Monday, August 5, 2013

Ashes

Due to two recent events I have had the opportunity to spend time with family and friends. The first event was a birthday party my wife gave me, the second was last weekend when we hosted a birthday party for my mother's 90th birthday.

At both events I had some bits of time to talk with folk who I sometimes don't see often.  Some I really didn't have the opportunity to speak with but I know enough of their story to know some of the twists and turns of their lives.

I have a friend who has struggled with dependency issues and is now having to walk through a divorce initiated by his wife.

A friend just suffered the loss of a sister and is in the throes of grief.

A family member shared with me the hurt of losing a job. It was a short-lived job after a very protracted and humbling unemployment.  She is smart, conversant, was at one time successful in the pharmaceutical business but has been unemployed now for years.  Unfortunately, this is a common story.

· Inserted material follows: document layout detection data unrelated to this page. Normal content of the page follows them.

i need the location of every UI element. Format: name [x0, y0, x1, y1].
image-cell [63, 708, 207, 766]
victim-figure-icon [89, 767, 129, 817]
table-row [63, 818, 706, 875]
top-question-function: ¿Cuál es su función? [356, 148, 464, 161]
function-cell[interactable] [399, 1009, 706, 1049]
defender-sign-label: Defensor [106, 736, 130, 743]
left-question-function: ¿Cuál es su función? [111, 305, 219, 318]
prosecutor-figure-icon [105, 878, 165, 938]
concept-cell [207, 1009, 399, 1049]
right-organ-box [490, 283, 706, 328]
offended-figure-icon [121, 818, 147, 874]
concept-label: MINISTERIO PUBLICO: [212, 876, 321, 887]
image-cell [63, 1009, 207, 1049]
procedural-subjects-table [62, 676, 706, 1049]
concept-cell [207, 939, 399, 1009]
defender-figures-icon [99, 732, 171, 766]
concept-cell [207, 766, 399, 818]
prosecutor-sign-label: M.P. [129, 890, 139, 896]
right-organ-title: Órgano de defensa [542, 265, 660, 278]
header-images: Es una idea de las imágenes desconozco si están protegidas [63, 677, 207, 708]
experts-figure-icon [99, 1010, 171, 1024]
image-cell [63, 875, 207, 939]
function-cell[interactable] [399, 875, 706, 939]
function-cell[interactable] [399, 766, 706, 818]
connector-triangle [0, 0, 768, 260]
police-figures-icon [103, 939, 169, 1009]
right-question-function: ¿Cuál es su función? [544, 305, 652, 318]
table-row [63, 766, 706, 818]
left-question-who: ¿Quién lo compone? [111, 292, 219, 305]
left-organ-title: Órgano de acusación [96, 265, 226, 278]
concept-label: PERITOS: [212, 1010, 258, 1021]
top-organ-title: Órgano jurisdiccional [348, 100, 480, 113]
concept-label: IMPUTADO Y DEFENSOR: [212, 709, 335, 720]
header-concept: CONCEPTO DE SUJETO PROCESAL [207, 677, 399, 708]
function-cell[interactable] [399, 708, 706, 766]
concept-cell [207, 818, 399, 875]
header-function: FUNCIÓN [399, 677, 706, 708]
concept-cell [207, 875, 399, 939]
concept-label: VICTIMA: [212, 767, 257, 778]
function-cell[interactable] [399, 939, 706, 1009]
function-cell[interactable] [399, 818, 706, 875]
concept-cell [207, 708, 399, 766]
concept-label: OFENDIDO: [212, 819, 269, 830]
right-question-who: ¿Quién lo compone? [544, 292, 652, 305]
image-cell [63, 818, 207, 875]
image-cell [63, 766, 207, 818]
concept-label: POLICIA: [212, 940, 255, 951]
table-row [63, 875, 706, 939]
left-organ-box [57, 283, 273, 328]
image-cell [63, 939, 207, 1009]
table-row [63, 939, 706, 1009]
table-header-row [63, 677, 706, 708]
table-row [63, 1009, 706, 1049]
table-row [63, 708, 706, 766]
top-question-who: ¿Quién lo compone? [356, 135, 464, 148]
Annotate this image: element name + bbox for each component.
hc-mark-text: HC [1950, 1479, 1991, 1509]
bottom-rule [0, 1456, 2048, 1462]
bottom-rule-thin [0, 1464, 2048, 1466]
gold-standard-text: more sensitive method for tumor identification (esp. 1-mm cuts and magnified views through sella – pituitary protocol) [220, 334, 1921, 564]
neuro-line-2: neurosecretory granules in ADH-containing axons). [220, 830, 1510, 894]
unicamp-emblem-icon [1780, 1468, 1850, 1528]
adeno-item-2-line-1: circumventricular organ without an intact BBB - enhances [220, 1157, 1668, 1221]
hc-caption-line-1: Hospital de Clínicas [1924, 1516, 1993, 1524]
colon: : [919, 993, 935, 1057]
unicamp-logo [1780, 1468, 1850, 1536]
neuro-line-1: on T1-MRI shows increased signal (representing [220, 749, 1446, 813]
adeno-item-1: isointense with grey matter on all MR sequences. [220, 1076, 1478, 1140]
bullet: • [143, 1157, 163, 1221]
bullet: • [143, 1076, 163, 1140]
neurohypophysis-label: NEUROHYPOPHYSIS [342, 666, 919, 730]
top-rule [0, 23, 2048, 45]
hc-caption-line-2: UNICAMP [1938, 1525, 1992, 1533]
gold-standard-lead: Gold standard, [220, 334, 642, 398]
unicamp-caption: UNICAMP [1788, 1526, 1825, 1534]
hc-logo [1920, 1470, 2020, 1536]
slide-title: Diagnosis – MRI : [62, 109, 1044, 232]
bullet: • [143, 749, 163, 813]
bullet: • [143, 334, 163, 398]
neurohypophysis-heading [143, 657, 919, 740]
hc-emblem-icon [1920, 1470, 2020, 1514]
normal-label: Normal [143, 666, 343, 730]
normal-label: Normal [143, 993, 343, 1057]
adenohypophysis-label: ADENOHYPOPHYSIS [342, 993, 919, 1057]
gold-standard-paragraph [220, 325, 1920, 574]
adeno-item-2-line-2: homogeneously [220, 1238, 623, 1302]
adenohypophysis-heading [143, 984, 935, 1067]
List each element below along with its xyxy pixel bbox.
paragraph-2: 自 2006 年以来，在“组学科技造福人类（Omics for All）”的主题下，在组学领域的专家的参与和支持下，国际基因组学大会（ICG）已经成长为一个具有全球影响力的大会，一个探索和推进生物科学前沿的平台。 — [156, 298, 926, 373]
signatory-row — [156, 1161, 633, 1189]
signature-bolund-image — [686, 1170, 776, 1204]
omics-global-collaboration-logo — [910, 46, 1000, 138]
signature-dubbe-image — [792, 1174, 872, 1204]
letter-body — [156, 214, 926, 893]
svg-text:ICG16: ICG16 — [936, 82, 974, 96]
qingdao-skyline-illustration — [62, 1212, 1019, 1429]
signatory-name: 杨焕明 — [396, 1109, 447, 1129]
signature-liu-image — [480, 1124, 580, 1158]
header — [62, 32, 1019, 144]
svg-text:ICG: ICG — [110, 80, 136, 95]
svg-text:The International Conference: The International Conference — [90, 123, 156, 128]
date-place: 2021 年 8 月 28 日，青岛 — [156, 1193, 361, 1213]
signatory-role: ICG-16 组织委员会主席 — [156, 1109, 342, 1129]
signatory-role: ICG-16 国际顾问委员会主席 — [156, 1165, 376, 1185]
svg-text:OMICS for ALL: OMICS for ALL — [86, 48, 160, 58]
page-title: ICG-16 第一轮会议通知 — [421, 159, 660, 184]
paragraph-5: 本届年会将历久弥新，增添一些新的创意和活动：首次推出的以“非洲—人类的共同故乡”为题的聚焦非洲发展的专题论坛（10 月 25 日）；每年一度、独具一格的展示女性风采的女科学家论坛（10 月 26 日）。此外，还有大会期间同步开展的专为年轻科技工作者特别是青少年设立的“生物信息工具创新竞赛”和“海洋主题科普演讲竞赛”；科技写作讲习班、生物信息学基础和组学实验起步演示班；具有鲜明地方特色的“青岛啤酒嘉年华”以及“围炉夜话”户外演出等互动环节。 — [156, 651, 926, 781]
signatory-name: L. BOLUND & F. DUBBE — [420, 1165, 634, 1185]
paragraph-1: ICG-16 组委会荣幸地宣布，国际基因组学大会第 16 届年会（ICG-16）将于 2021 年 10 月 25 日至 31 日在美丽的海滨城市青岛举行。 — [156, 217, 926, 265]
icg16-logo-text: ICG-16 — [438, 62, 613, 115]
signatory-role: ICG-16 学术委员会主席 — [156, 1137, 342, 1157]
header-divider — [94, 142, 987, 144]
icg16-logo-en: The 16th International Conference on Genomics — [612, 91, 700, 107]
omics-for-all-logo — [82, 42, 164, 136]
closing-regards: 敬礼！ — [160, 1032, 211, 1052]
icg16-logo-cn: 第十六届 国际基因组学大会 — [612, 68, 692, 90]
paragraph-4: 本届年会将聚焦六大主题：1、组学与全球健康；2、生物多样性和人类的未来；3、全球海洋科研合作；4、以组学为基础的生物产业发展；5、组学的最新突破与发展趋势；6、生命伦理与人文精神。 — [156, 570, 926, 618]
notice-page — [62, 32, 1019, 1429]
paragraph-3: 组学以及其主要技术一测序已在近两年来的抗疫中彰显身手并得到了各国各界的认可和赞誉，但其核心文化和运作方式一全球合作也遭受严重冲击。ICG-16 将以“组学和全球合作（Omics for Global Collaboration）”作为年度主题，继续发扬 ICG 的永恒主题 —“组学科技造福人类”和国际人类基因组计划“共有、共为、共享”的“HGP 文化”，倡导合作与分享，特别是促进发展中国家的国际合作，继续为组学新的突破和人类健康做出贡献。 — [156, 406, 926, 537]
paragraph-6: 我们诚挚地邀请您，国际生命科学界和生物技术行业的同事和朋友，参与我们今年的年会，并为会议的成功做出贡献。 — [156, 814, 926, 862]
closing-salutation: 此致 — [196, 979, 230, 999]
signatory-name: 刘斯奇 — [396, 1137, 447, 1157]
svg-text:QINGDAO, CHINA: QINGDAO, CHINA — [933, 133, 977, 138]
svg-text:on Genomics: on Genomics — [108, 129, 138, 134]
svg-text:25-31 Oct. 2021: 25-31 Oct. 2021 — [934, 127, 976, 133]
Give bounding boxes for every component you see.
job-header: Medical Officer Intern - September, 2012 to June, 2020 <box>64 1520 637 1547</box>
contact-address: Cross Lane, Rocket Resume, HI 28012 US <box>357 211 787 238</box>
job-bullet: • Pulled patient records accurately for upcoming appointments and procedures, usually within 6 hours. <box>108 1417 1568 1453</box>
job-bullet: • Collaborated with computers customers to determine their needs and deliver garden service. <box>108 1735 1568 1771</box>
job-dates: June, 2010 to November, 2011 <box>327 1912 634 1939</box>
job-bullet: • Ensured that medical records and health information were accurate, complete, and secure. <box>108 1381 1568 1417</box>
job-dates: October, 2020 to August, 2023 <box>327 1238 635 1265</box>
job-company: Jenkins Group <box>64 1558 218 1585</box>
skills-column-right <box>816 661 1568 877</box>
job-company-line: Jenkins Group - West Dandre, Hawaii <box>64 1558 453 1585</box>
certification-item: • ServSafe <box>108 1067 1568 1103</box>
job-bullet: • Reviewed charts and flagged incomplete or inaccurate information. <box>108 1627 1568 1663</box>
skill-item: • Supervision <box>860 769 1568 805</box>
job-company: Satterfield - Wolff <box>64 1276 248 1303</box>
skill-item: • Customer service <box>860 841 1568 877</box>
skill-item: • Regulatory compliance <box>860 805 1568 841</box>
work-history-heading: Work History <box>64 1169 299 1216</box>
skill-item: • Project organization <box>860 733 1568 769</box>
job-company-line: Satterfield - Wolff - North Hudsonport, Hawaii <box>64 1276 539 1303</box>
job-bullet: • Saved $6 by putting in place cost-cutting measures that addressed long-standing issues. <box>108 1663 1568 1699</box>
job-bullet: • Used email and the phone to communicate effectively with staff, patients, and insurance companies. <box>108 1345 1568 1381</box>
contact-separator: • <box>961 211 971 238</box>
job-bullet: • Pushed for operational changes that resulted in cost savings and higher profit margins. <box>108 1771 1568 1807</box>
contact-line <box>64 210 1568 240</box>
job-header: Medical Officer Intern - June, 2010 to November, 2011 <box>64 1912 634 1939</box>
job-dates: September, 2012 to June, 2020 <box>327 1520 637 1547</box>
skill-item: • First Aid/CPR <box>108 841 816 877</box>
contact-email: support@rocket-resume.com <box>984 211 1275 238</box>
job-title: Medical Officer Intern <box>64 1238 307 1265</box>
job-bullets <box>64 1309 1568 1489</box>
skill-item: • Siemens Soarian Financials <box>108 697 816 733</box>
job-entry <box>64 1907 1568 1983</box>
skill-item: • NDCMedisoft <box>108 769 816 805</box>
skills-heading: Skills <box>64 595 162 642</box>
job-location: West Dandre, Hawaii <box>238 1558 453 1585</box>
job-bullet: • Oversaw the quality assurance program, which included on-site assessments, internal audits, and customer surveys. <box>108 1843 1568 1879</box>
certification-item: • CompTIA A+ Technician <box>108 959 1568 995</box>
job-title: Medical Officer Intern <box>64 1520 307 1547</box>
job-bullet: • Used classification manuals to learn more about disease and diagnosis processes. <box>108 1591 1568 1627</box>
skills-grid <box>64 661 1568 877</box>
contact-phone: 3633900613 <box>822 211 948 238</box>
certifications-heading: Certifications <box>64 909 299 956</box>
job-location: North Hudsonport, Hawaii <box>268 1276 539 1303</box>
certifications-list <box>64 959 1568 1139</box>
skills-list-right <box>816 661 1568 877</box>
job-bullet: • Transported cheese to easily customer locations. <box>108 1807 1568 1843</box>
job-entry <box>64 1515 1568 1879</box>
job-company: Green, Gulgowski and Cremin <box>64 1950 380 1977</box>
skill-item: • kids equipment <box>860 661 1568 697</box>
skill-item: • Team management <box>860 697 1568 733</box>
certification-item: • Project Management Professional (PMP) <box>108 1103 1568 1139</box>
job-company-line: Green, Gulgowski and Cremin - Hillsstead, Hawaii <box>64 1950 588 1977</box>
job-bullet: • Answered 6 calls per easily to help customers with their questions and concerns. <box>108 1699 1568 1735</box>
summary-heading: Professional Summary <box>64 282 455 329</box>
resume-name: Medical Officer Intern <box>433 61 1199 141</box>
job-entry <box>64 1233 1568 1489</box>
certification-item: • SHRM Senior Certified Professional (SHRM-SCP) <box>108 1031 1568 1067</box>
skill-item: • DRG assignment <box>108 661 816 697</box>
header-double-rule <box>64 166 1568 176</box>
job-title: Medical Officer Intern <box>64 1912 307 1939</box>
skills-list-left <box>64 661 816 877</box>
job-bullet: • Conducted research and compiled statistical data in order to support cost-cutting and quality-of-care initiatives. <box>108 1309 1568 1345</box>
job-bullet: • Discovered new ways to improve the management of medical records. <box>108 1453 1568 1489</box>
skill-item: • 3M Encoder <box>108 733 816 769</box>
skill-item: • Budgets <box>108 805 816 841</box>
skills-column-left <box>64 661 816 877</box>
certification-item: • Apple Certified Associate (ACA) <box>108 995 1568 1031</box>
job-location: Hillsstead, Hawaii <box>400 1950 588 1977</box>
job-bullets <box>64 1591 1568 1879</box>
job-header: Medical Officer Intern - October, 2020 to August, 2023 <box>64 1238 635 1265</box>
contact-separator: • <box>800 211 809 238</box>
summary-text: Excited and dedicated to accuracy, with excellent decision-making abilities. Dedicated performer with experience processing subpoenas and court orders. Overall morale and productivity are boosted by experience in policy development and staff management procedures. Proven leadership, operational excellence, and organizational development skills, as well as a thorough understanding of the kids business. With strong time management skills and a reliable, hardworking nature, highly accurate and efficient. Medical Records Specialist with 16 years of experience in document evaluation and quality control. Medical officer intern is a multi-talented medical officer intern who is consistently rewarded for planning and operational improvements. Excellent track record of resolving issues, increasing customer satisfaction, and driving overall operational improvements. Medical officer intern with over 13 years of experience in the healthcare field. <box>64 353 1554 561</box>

Another person at one of these events struggles deeply with forgiveness, forgiveness for others and forgiveness for themselves.  Sometimes this struggle causes them to do and say things that are regretful and only add to their ongoing struggle.

I had a conversation with one person I once was close to.  I longed for more depth but sensed the closed door to anything deeper than the surface issues.

I too have had my own struggles with old things surfacing causing me to wonder if healing ever will come.

Ashes.  I am writing about ashes.  They come into all our lives. Some are the remains of things completely out of our control, death of a loved one causes us to sit in the ashes of grief.  In other events we are trapped in the outcomes of others who we have interacted with, our interactions cause problems and relationships are strained or broken. Some ashes come simply because we have chosen poorly and the outcome is a dry and barren place of ash.

I've experienced all of these.  I see, all too often, answers to these things, these places of ash, reduced to snappy little religious cliches.  We love to latch on to them in hope they will be the quick pill of deliverance. We don't want to spend time in the ashes.  We don't like to see others there as well so we are quick to offer up the bits and pieces of these cliches, or the bits and pieces of scripture that come to mind.  For a time this approach works but I've noticed in those seeking something deeper with Abba the efficacy of these short quips taking a tumble downward.  It leaves us wondering what happened, where is God, why does this not work any more?

Some, at this point, shut down, dig deeper into the cliches and hold on tighter thinking they must not have enough faith or that some sin is blocking the pathway. Others walk away and abandon the beginnings of vital faith, vital relationship.  They may continue to hold on to the shell of religion but deep down they just have stopped showing up. Others don't even pretend anymore, they simply abandon the faith they once had.

Few will sit in the ashes.  We believe there is something wrong with this approach, surely God wants us to be happy and out of this as quickly as possible.  Perhaps He wants to take us deeper into Him, into understanding how dependent we are upon Jesus.

I could write something about every situation I've mentioned above and I might not be "off mark" but after examining my own times in the ash heap, I know the only thing truly effective was simply Jesus. No pithy scriptural quotes or religious cliches would do.  I discovered He was there with me, even if the ash heap was of my own making.  He said at the end, "Lo I am with you always" and offered the words with no caveat, no depending clause to His presence.  It is grace that He is there when the ash heap swirls around us. His grace is enough but we would never know this if we rush away from the pain and confusion.  Finding Him at those times is startling, disruptive and almost always full of weighty matters for us to learn from, lessons that can only be found in those ashes.  We will rise, but let it be in His time, not ours.